Des procédures d’urgence et des zones d’ombre
Les agents des caisses d’allocations familiales (CAF) attendent désormais des consignes claires de la Caisse nationale des allocations familiales (CNAF) pour savoir quels justificatifs exiger des étudiants affirmant exercer une activité professionnelle. Deux types de situations ont été observés par Euronews FR auprès des allocataires contactés : certains ont simplement reçu une invitation à mettre à jour leur dossier, sans référence explicite à la réforme, tandis que d’autres ont reçu un courriel intitulé « Fin de votre aide au logement », leur indiquant qu’« au regard des informations dont nous disposons, vous ne remplissez plus les conditions d’éligibilité à cette aide à compter du 1er juillet 2026 ».
Face à cette situation, la CAF a rappelé que des aides « spécifiques » peuvent être sollicitées auprès des CROUS, « en fonction de la situation individuelle de chacun ». Une porte de sortie qui, pour les associations, reste insuffisante. « Beaucoup d’étudiants étrangers travaillent sans forcément avoir de contrat, par exemple en faisant des petits boulots comme du baby-sitting », souligne Éléonore Schmitt, chargée de mobilisation à la Fondation pour le Logement des Défavorisés (ex-Fondation Abbé Pierre). Une réalité que l’administration peine à prendre en compte dans ses critères d’éligibilité.
Une mesure critiquée pour son manque de pragmatisme
Malgré une application désormais limitée aux étudiants sans ressources, la réforme suscite toujours de vives critiques, notamment pour son manque de préparation et ses conséquences jugées disproportionnées. «
La réforme continue de concerner les étudiants étrangers n’ayant aucune ressource, ce qui nous paraît extrêmement injuste et dangereux, seulement deux mois avant la rentrée universitaire et dans une période clé pour la recherche de logement», a déclaré Éléonore Schmitt. Pour la responsable associative, cette décision est « purement idéologique » et ne générerait que 100 millions d’euros d’économies pour l’année 2026, un montant qu’elle qualifie de dérisoire au regard des enjeux.
La Fondation pour le Logement des Défavorisés dénonce également un manque d’information autour du décret, publié tardivement pour permettre une anticipation efficace des démarches. « Nous nous préparons déjà à nous battre dans le cadre du projet de loi de finances 2027 pour revenir sur cette mesure », a annoncé Éléonore Schmitt, laissant présager un bras de fer politique à venir.

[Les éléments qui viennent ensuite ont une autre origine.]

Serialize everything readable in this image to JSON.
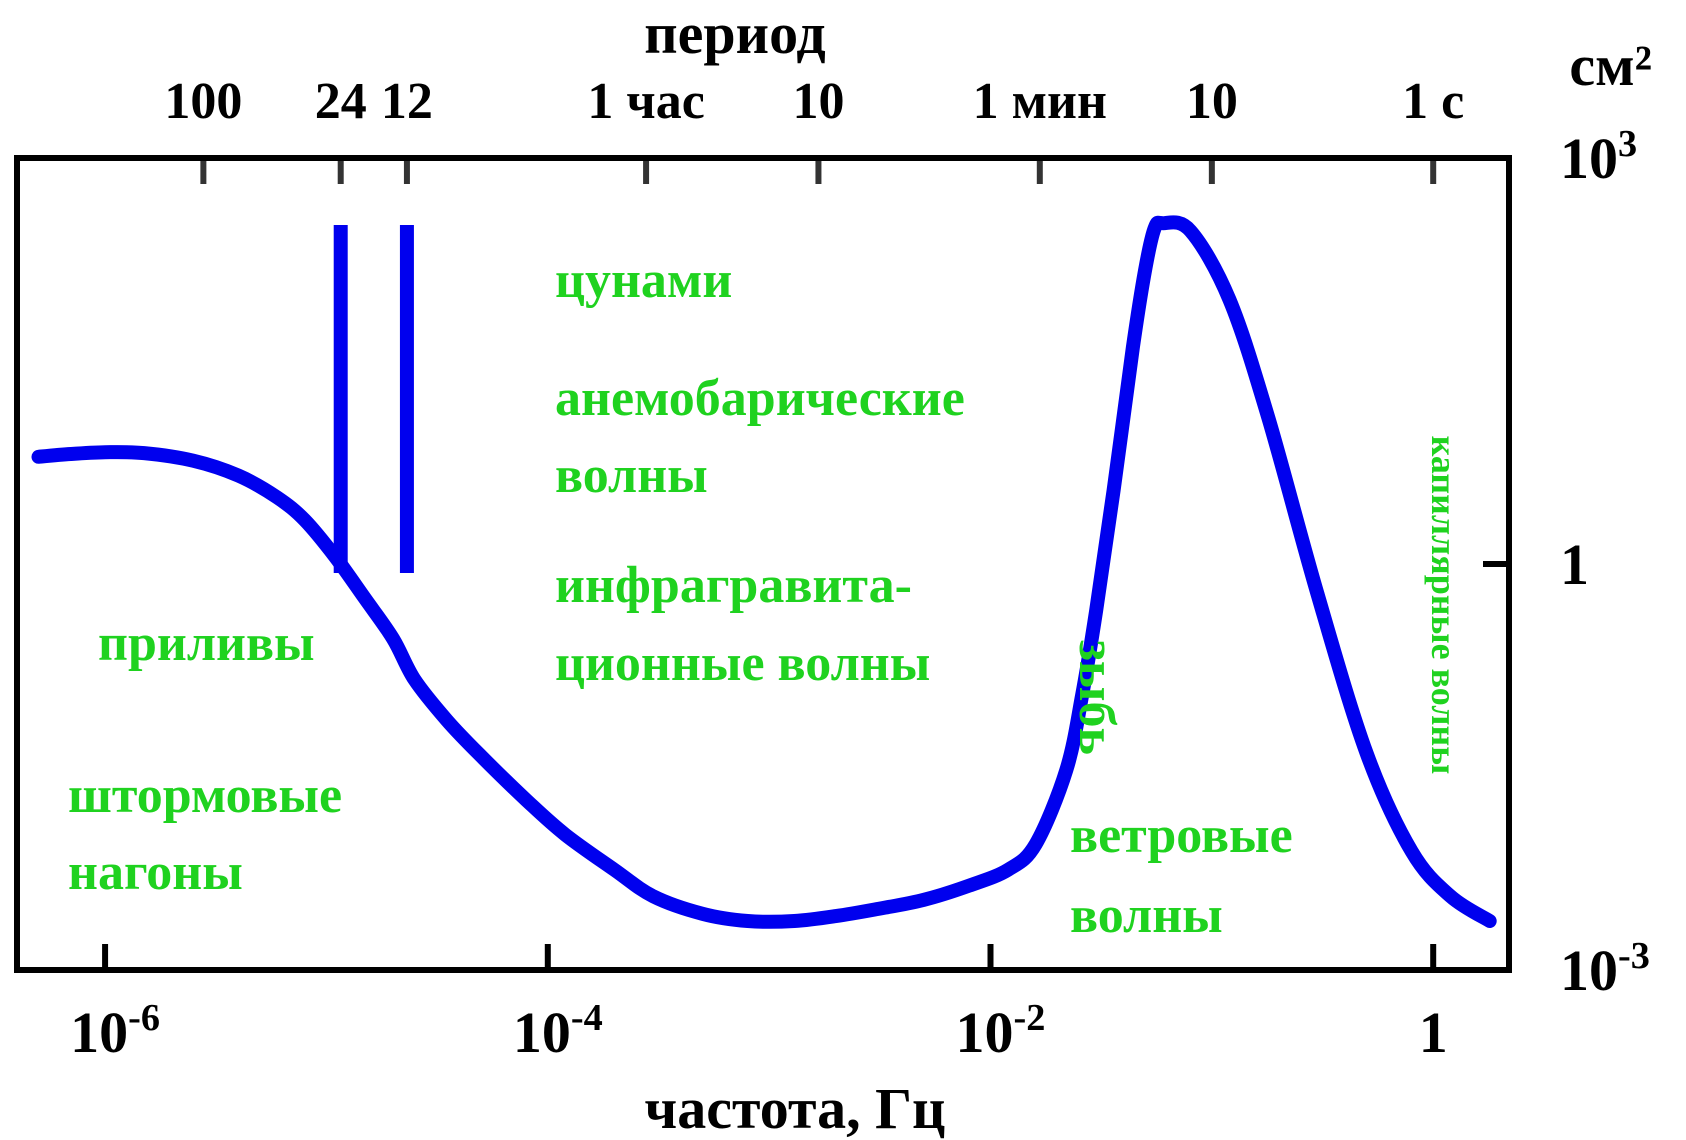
{
  "chart_data": {
    "type": "line",
    "title": "",
    "xlabel": "частота, Гц",
    "top_axis_title": "период",
    "y_unit": "см²",
    "x_scale": "log",
    "y_scale": "log",
    "xlim": [
      4e-07,
      2.2
    ],
    "ylim": [
      0.001,
      1000
    ],
    "grid": false,
    "x_ticks": [
      {
        "value": 1e-06,
        "base": "10",
        "exp": "-6"
      },
      {
        "value": 0.0001,
        "base": "10",
        "exp": "-4"
      },
      {
        "value": 0.01,
        "base": "10",
        "exp": "-2"
      },
      {
        "value": 1,
        "base": "1",
        "exp": ""
      }
    ],
    "y_ticks": [
      {
        "value": 1000,
        "base": "10",
        "exp": "3"
      },
      {
        "value": 1,
        "base": "1",
        "exp": ""
      },
      {
        "value": 0.001,
        "base": "10",
        "exp": "-3"
      }
    ],
    "top_ticks": [
      {
        "freq": 2.78e-06,
        "label": "100"
      },
      {
        "freq": 1.16e-05,
        "label": "24"
      },
      {
        "freq": 2.31e-05,
        "label": "12"
      },
      {
        "freq": 0.000278,
        "label": "1 час"
      },
      {
        "freq": 0.00167,
        "label": "10"
      },
      {
        "freq": 0.0167,
        "label": "1 мин"
      },
      {
        "freq": 0.1,
        "label": "10"
      },
      {
        "freq": 1,
        "label": "1 с"
      }
    ],
    "tidal_lines": [
      1.16e-05,
      2.31e-05
    ],
    "series": [
      {
        "color": "#0000ee",
        "x": [
          5e-07,
          7e-07,
          1e-06,
          1.5e-06,
          2.5e-06,
          4e-06,
          6e-06,
          8e-06,
          1.1e-05,
          1.5e-05,
          2e-05,
          2.5e-05,
          3.5e-05,
          5e-05,
          8e-05,
          0.00012,
          0.0002,
          0.0003,
          0.0005,
          0.0008,
          0.0013,
          0.002,
          0.003,
          0.005,
          0.008,
          0.012,
          0.016,
          0.022,
          0.026,
          0.03,
          0.036,
          0.044,
          0.05,
          0.055,
          0.06,
          0.08,
          0.12,
          0.18,
          0.3,
          0.5,
          0.8,
          1.2,
          1.8
        ],
        "y": [
          6.2,
          6.5,
          6.7,
          6.6,
          5.8,
          4.5,
          3.1,
          2.1,
          1.12,
          0.55,
          0.28,
          0.14,
          0.07,
          0.038,
          0.018,
          0.01,
          0.0055,
          0.0035,
          0.0026,
          0.0023,
          0.0023,
          0.0025,
          0.0028,
          0.0033,
          0.0042,
          0.0055,
          0.0085,
          0.03,
          0.11,
          0.45,
          3.5,
          40,
          150,
          300,
          330,
          290,
          90,
          12,
          0.6,
          0.04,
          0.0075,
          0.0035,
          0.0023
        ]
      }
    ],
    "annotations": [
      {
        "id": "tsunami",
        "lines": [
          "цунами"
        ]
      },
      {
        "id": "anemobaric",
        "lines": [
          "анемобарические",
          "волны"
        ]
      },
      {
        "id": "infragravity",
        "lines": [
          "инфрагравита-",
          "ционные волны"
        ]
      },
      {
        "id": "tides",
        "lines": [
          "приливы"
        ]
      },
      {
        "id": "storm-surges",
        "lines": [
          "штормовые",
          "нагоны"
        ]
      },
      {
        "id": "swell",
        "lines": [
          "зыбь"
        ]
      },
      {
        "id": "wind-waves",
        "lines": [
          "ветровые",
          "волны"
        ]
      },
      {
        "id": "capillary",
        "lines": [
          "капиллярные волны"
        ]
      }
    ],
    "colors": {
      "curve": "#0000ee",
      "annotation": "#1fd21f",
      "axes": "#000000",
      "tick": "#333333"
    }
  }
}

De son côté, le gouvernement justifie la réforme par la nécessité de maîtriser les dépenses publiques, une argumentaire contesté par l’opposition de gauche et le monde associatif.
Cette réforme des APL s’inscrit dans un contexte plus large de restrictions budgétaires touchant le logement étudiant, alors que la demande de logements abordables ne cesse de croître en France. Les prochains mois pourraient donc voir émerger de nouveaux débats sur la politique de soutien aux étudiants étrangers, dans un pays où l’attractivité académique repose en partie sur l’ouverture et l’inclusion.